My landlord has been remodeling the complex, which includes painting the doors. I told her that I would leave work 2 hours early to comply with her wish to paint the door and that I could not be there on weekends. Now, I received notice under civil code 1954 that she is coming in to paint on in 2 days on a 3 day weekend, leaving my door open for 2 hours while the paint dries. I am upset and want to know if she can do this?

Asked on June 29, 2011 under Real Estate Law, California

Answers:

SJZ, Member, New York Bar / FreeAdvice Contributing Attorney

Answered 12 years ago | Contributor

A landlord may access a tenant's apartments on reasonable notice, at reasonable times, to perform maintenace or repairs. The issue is whether both (1) when and how the landlord wants to do it is reasonable; and 2) also whether your conditions were themselves reasonable--though even if they were, a landlord is not necessarily obligated to comply with a tenant's conditions or requests, especially if such would increase the landlord's costs.
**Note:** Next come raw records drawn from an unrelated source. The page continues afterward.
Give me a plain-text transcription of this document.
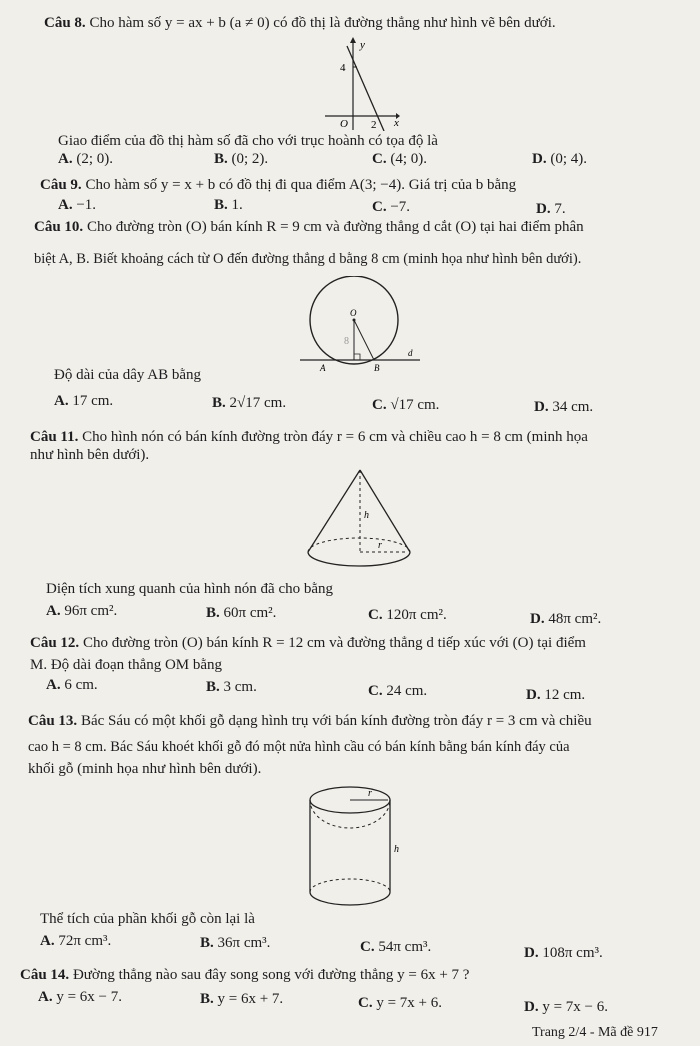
Câu 8. Cho hàm số y = ax + b (a ≠ 0) có đồ thị là đường thẳng như hình vẽ bên dưới.
y
4
O 2 x
Giao điểm của đồ thị hàm số đã cho với trục hoành có tọa độ là
A. (2; 0).	B. (0; 2).	C. (4; 0).	D. (0; 4).
Câu 9. Cho hàm số y = x + b có đồ thị đi qua điểm A(3; −4). Giá trị của b bằng
A. −1.	B. 1.	C. −7.	D. 7.
Câu 10. Cho đường tròn (O) bán kính R = 9 cm và đường thẳng d cắt (O) tại hai điểm phân
biệt A, B. Biết khoảng cách từ O đến đường thẳng d bằng 8 cm (minh họa như hình bên dưới).
O
8
A	B
d
Độ dài của dây AB bằng
A. 17 cm.	B. 2√17 cm.	C. √17 cm.	D. 34 cm.
Câu 11. Cho hình nón có bán kính đường tròn đáy r = 6 cm và chiều cao h = 8 cm (minh họa
như hình bên dưới).
h
r
Diện tích xung quanh của hình nón đã cho bằng
A. 96π cm².	B. 60π cm².	C. 120π cm².	D. 48π cm².
Câu 12. Cho đường tròn (O) bán kính R = 12 cm và đường thẳng d tiếp xúc với (O) tại điểm
M. Độ dài đoạn thẳng OM bằng
A. 6 cm.	B. 3 cm.	C. 24 cm.	D. 12 cm.
Câu 13. Bác Sáu có một khối gỗ dạng hình trụ với bán kính đường tròn đáy r = 3 cm và chiều
cao h = 8 cm. Bác Sáu khoét khối gỗ đó một nửa hình cầu có bán kính bằng bán kính đáy của
khối gỗ (minh họa như hình bên dưới).
r
h
Thể tích của phần khối gỗ còn lại là
A. 72π cm³.	B. 36π cm³.	C. 54π cm³.	D. 108π cm³.
Câu 14. Đường thẳng nào sau đây song song với đường thẳng y = 6x + 7 ?
A. y = 6x − 7.	B. y = 6x + 7.	C. y = 7x + 6.	D. y = 7x − 6.
Trang 2/4 - Mã đề 917
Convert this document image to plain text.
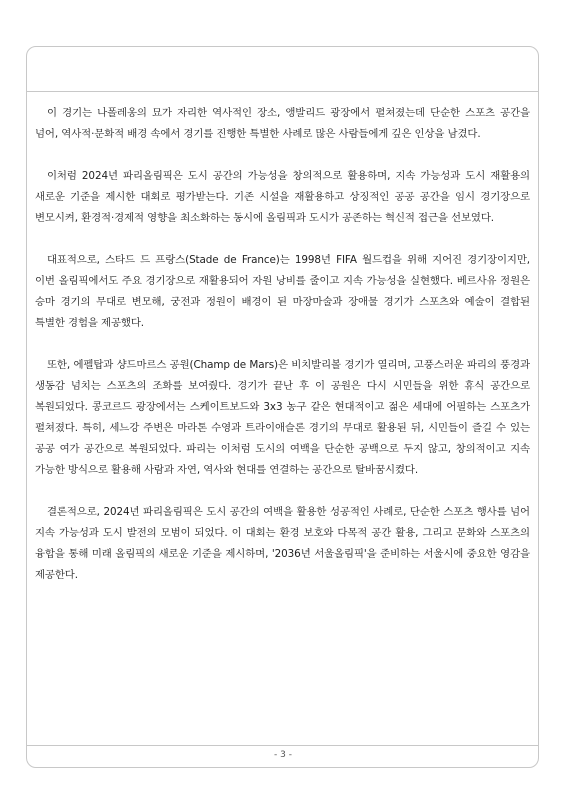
이 경기는 나폴레옹의 묘가 자리한 역사적인 장소, 앵발리드 광장에서 펼쳐졌는데 단순한 스포츠 공간을 넘어, 역사적·문화적 배경 속에서 경기를 진행한 특별한 사례로 많은 사람들에게 깊은 인상을 남겼다.

이처럼 2024년 파리올림픽은 도시 공간의 가능성을 창의적으로 활용하며, 지속 가능성과 도시 재활용의 새로운 기준을 제시한 대회로 평가받는다. 기존 시설을 재활용하고 상징적인 공공 공간을 임시 경기장으로 변모시켜, 환경적·경제적 영향을 최소화하는 동시에 올림픽과 도시가 공존하는 혁신적 접근을 선보였다.

대표적으로, 스타드 드 프랑스(Stade de France)는 1998년 FIFA 월드컵을 위해 지어진 경기장이지만, 이번 올림픽에서도 주요 경기장으로 재활용되어 자원 낭비를 줄이고 지속 가능성을 실현했다. 베르사유 정원은 승마 경기의 무대로 변모해, 궁전과 정원이 배경이 된 마장마술과 장애물 경기가 스포츠와 예술이 결합된 특별한 경험을 제공했다.

또한, 에펠탑과 샹드마르스 공원(Champ de Mars)은 비치발리볼 경기가 열리며, 고풍스러운 파리의 풍경과 생동감 넘치는 스포츠의 조화를 보여줬다. 경기가 끝난 후 이 공원은 다시 시민들을 위한 휴식 공간으로 복원되었다. 콩코르드 광장에서는 스케이트보드와 3x3 농구 같은 현대적이고 젊은 세대에 어필하는 스포츠가 펼쳐졌다. 특히, 세느강 주변은 마라톤 수영과 트라이애슬론 경기의 무대로 활용된 뒤, 시민들이 즐길 수 있는 공공 여가 공간으로 복원되었다. 파리는 이처럼 도시의 여백을 단순한 공백으로 두지 않고, 창의적이고 지속 가능한 방식으로 활용해 사람과 자연, 역사와 현대를 연결하는 공간으로 탈바꿈시켰다.

결론적으로, 2024년 파리올림픽은 도시 공간의 여백을 활용한 성공적인 사례로, 단순한 스포츠 행사를 넘어 지속 가능성과 도시 발전의 모범이 되었다. 이 대회는 환경 보호와 다목적 공간 활용, 그리고 문화와 스포츠의 융합을 통해 미래 올림픽의 새로운 기준을 제시하며, '2036년 서울올림픽'을 준비하는 서울시에 중요한 영감을 제공한다.

- 3 -
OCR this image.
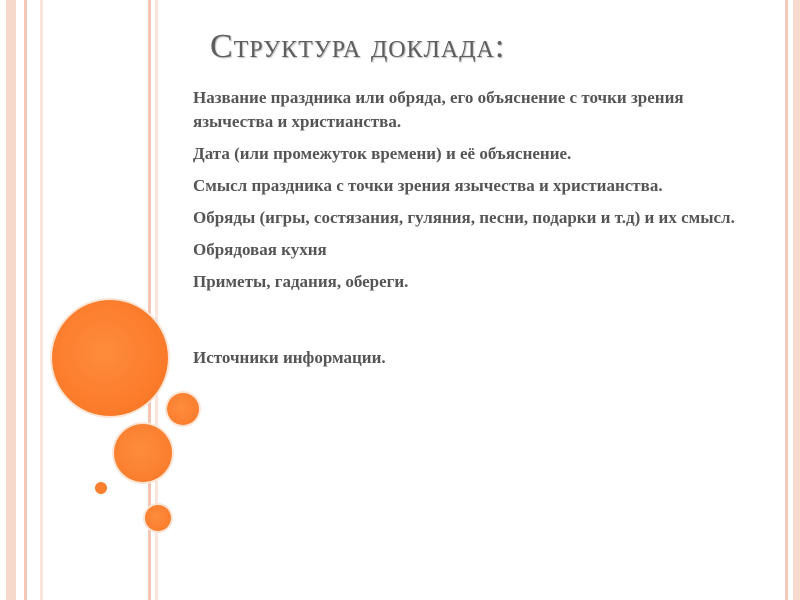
Структура доклада:
Название праздника или обряда, его объяснение с точки зрения язычества и христианства.
Дата (или промежуток времени) и её объяснение.
Смысл праздника с точки зрения язычества и христианства.
Обряды (игры, состязания, гуляния, песни, подарки и т.д) и их смысл.
Обрядовая кухня
Приметы, гадания, обереги.
Источники информации.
Probably, the landlord can, given that you've received notice, arrange to paint when it wants to, especially if there's some reason--such as scheduling all the work in the building too get done in a reasonable time--that supports it. To try to fight the landlord's right to do this, you'd have to bring a legal action, which is likely not cost effective, especially since there's a good chance you'd lose--and you could not win any money to offset lawsuit costs.

If anything is stolen from or damaged in your apartment due to the painting or by the painters (including during the time the door is open), the landlord would mostly likely be liable for it.